Dubai aktarmalı Bangkok'a uçuyorum. Emirates'in dev uçağındaki tek kişilik koltuğuma yerleştim. Onlarca film arasından bula bula sualtı belgeselini seçtim. Eee serde dalgıçlık var ya... Dalgıçların maceralarını seyre dalmışken hostes elindeki pasta ile gelip; "Happy Birthday, Mr. Kaynar" demez mi! İnanın aklıma bile gelmemişti doğum günüm. O kadar mutlu oldum ki, anlatamam... Aslında, Soneva Kiri'de yapacaktık kutlamayı. Tayland'ın bu muhteşem adasında, kardeşim Varol ve arkadaşlarım beni orada bekliyordu.

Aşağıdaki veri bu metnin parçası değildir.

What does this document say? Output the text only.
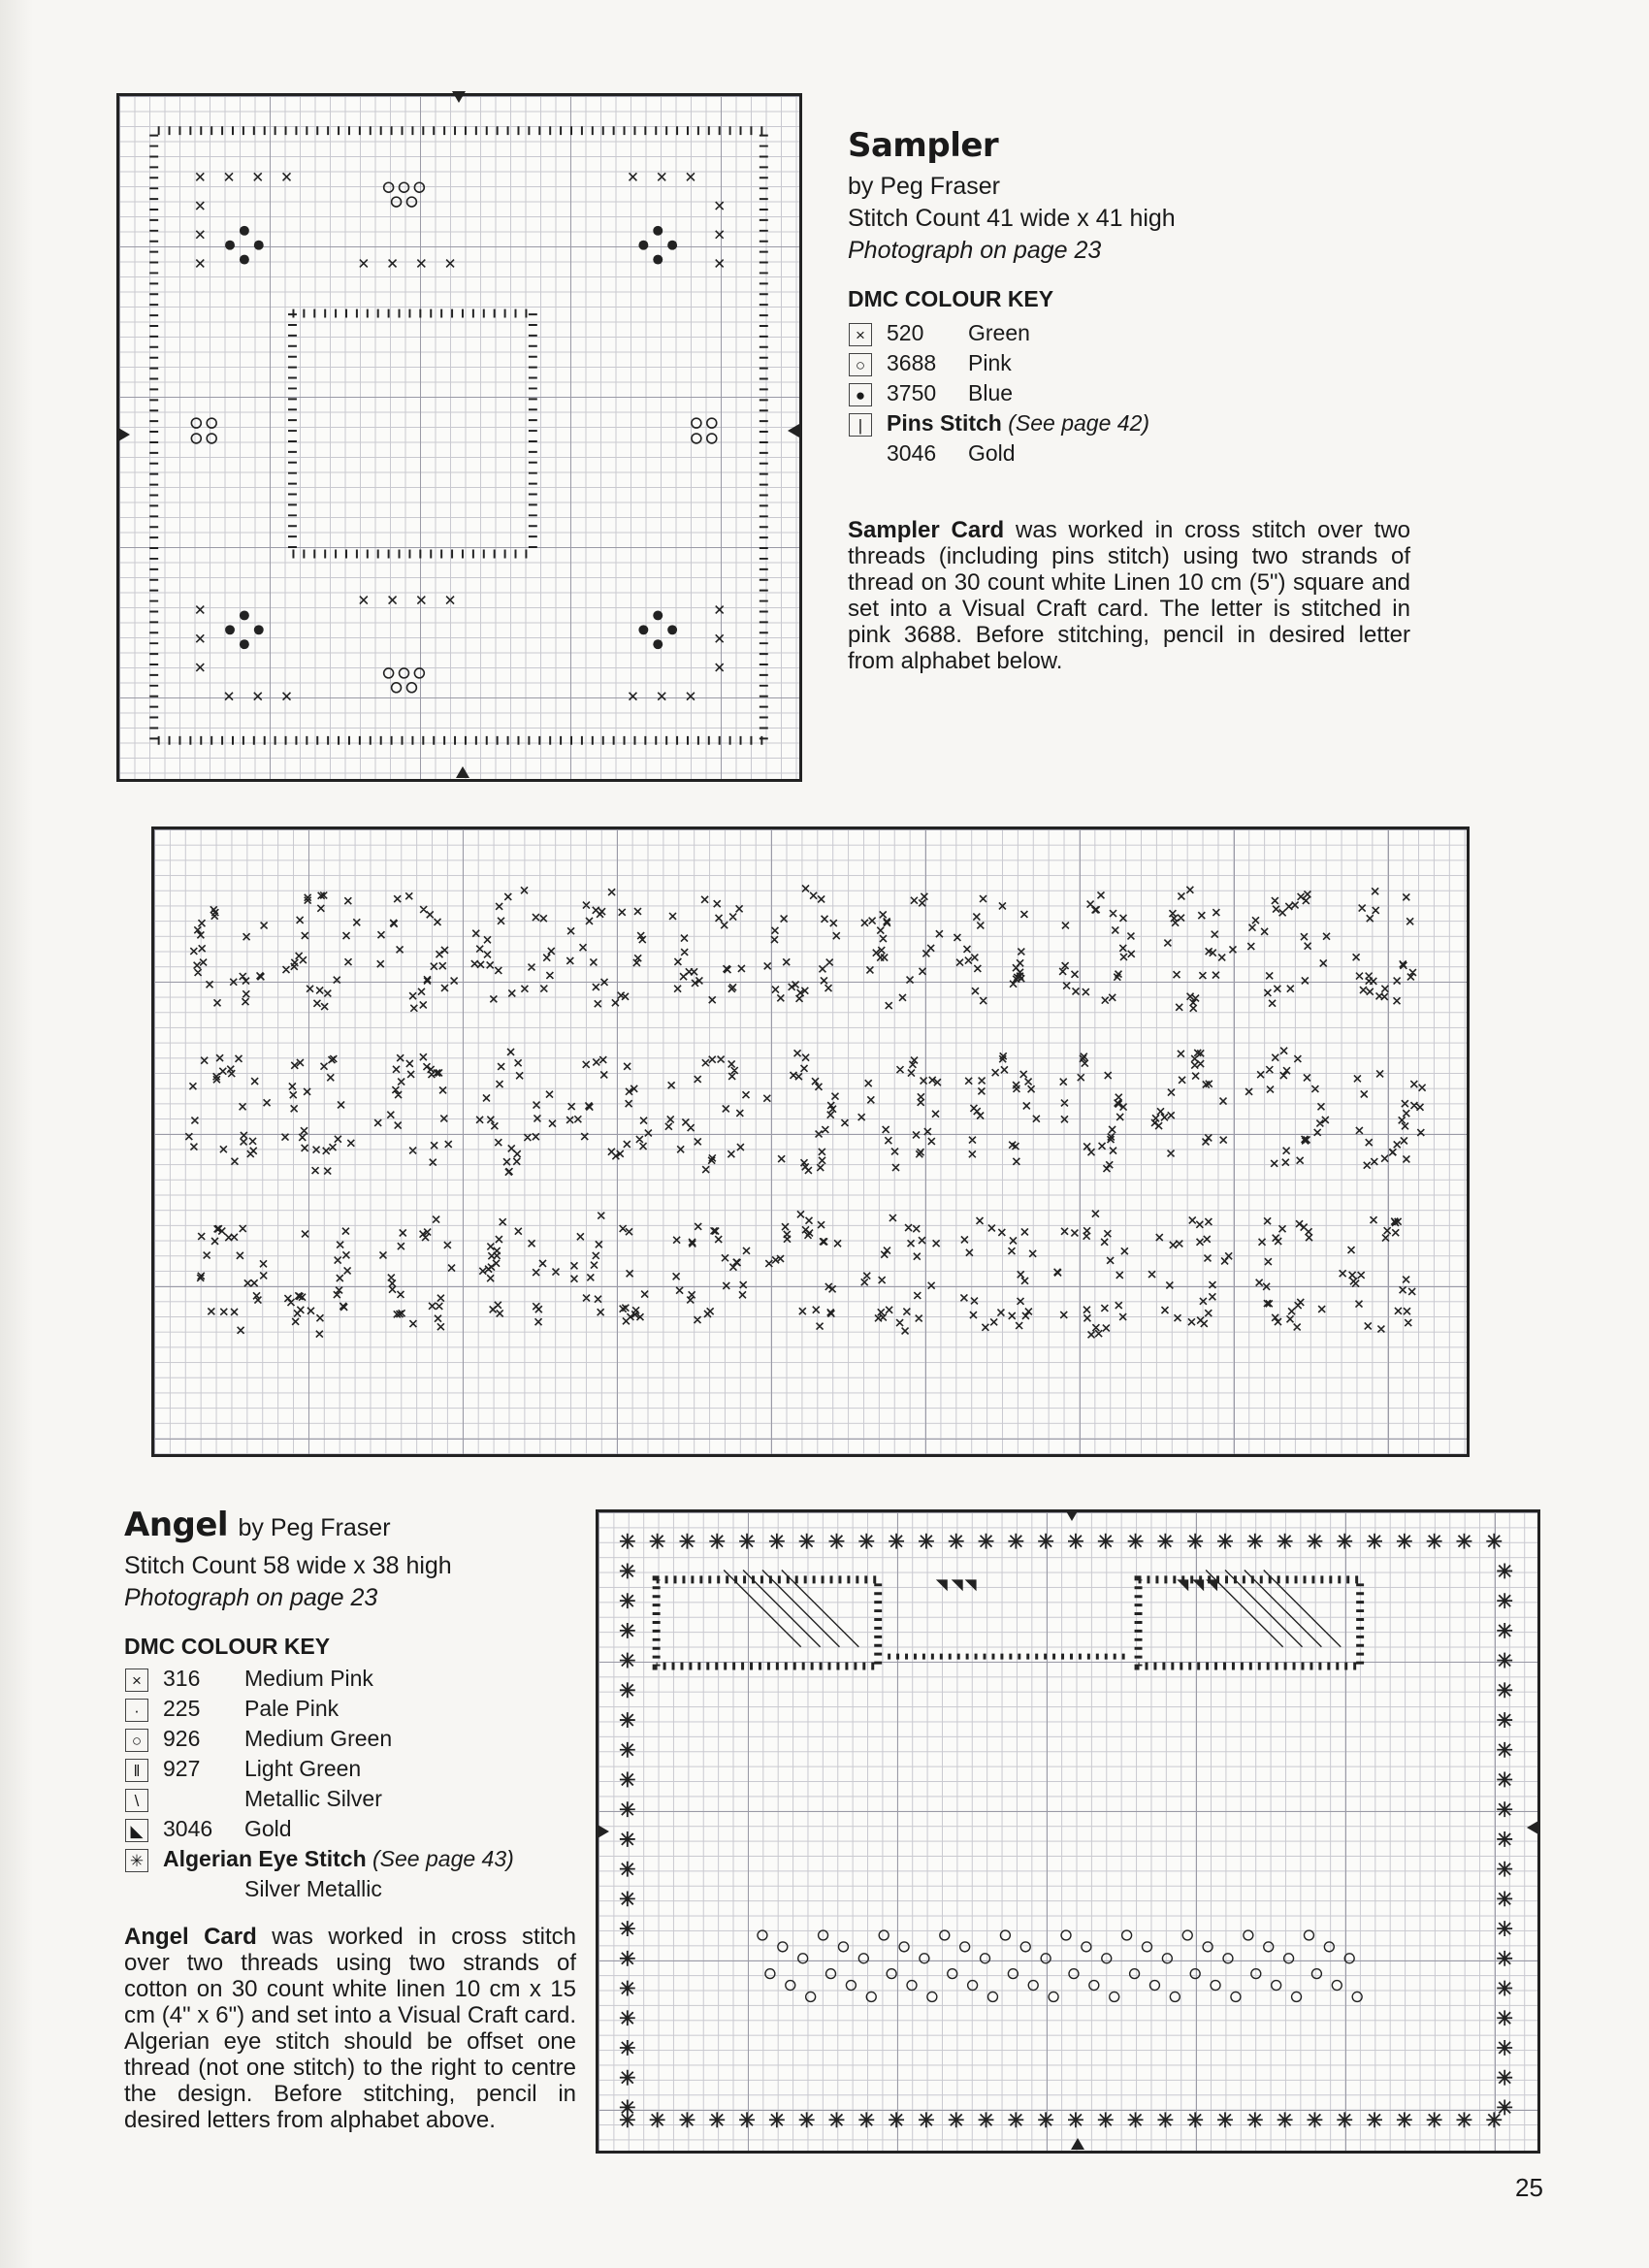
Sampler
by Peg Fraser
Stitch Count 41 wide x 41 high
Photograph on page 23
DMC COLOUR KEY
×	520	Green
○	3688	Pink
●	3750	Blue
|	Pins Stitch (See page 42)	
	3046	Gold

Sampler Card was worked in cross stitch over two threads (including pins stitch) using two strands of thread on 30 count white Linen 10 cm (5") square and set into a Visual Craft card. The letter is stitched in pink 3688. Before stitching, pencil in desired letter from alphabet below.

Angel by Peg Fraser
Stitch Count 58 wide x 38 high
Photograph on page 23
DMC COLOUR KEY
×	316	Medium Pink
·	225	Pale Pink
○	926	Medium Green
‖	927	Light Green
\		Metallic Silver
◣	3046	Gold
✳	Algerian Eye Stitch (See page 43)	
		Silver Metallic

Angel Card was worked in cross stitch over two threads using two strands of cotton on 30 count white linen 10 cm x 15 cm (4" x 6") and set into a Visual Craft card. Algerian eye stitch should be offset one thread (not one stitch) to the right to centre the design. Before stitching, pencil in desired letters from alphabet above.

25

Önce Bangkok, sonra Soneva Kiri ve oradan da Koh Kood'a vardım. Bazı yerler vardır "Anlatılmaz yaşanır" derler ya, Koh Kood'taki Soneva Kiri Resort öyle bir yer. Bir koy içine kurulmuş, pırıl pırıl bir deniz, lüks ve doğaya saygılı bir otel. Soneva, aslında kar amacı gütmeyen bir vakıf. Doğaya saygı felsefesi ile yola çıkmışlar. Eva hanım (Malmström), grubun sahibi Sonu (Shivdason) Bey'in eşi. Maldivler'deki Soneva Fushi ve Soneva Jani'den sonra Tayland'da Soneva Kiri'yi tasarlamış Eva Hanım. Adaya sizi getiren tekneye bindiğinizde, sizi 'Mr. Friday' yani Robinson Crusoe'nun 'Cuma'sı karşılıyor. "Ben sizin Cuma'nızım" diyor. Yani 24 saat özel hizmetliniz. Otelde ilk günüm kahvaltıyla başladı. Butik bir kahvaltı. Her ürün özenle seçilmiş. Japon ve Çin kahvaltısı da var, Akdeniz kahvaltısı da. Hele son gün ağaç üstünde kurdukları bir kuş yuvası şeklinde 3 kişilik kahvaltı sepetinde bir kahvaltı yaptık ki, anlatamam. Yıllarca aklımdan çıkmayacak. Mesela bir bar kurmuşlar, Havuzun üstüne, o da inanılmaz. Manzarayı anlatmak için kelimeler yetmez. Adada o kadar çok aktivite var ki... İsterseniz, gün içinde sizi kuzey plajına götürüyor otele ait sürat motorları. Plajın hemen yanında deniz, ormanın iç taraflarına girmiş. Kano ile tropikal ormanın arasından safari yapıyorsunuz. Bar ve restoranı da var plajın.
Hatta ve hatta akşam yemeği için deniz kıyısında kumların üzerinde çiçeklerle çevrilmiş yemek masanızda çok romantik bir akşam yemeği de yiyebilirsiniz. Orada bir de sinema keyfi yaptık. Ormanın içine göletin üzerine dev bir ekran kurmuşlar. Koltuk yok sinemada, yatak şilteleri var, rengarenk. Dedim ya, öyle tasarımlar var ki odada, şaşkınlıkla keşfediyorsunuz. Mesela ev yapımı çikolata ve dondurma odaları, gün boyu sizi bekliyor. Mr. Friday geldi yanımıza. "Bu akşam yemek için sizi adanın başka bir köşesine götüreceğiz" dedi. Sürat teknemiz bizi o kadar enteresan bir koya götürdü ki, anlatamam. Deniz kenarında küçücük bir restoran ve tropikal orman! Burası Benz Restaurant. İsmini mutfak şefinden almış. Taylandlı şefin yerel lezzetlerden sunduğu yemekler gönlümüzde ayrı bir yer tuttu. Soneva'cılar Şef Benz'e rastlayınca böyle bir restoran tasarlamışlar. Kadın şef de harikalar yaratmış, o küçücük yerde. Tayland körfezine bakan birbirinden ilginç 34 villadan oluşuyor, Soneva Kiri. Evet, sadece 34 villa ve 350 çalışan. Şaşkınlık verici bir rakam. Hizmet kalitesini anlatmak için bundan daha güzel bir söz olmaz herhalde.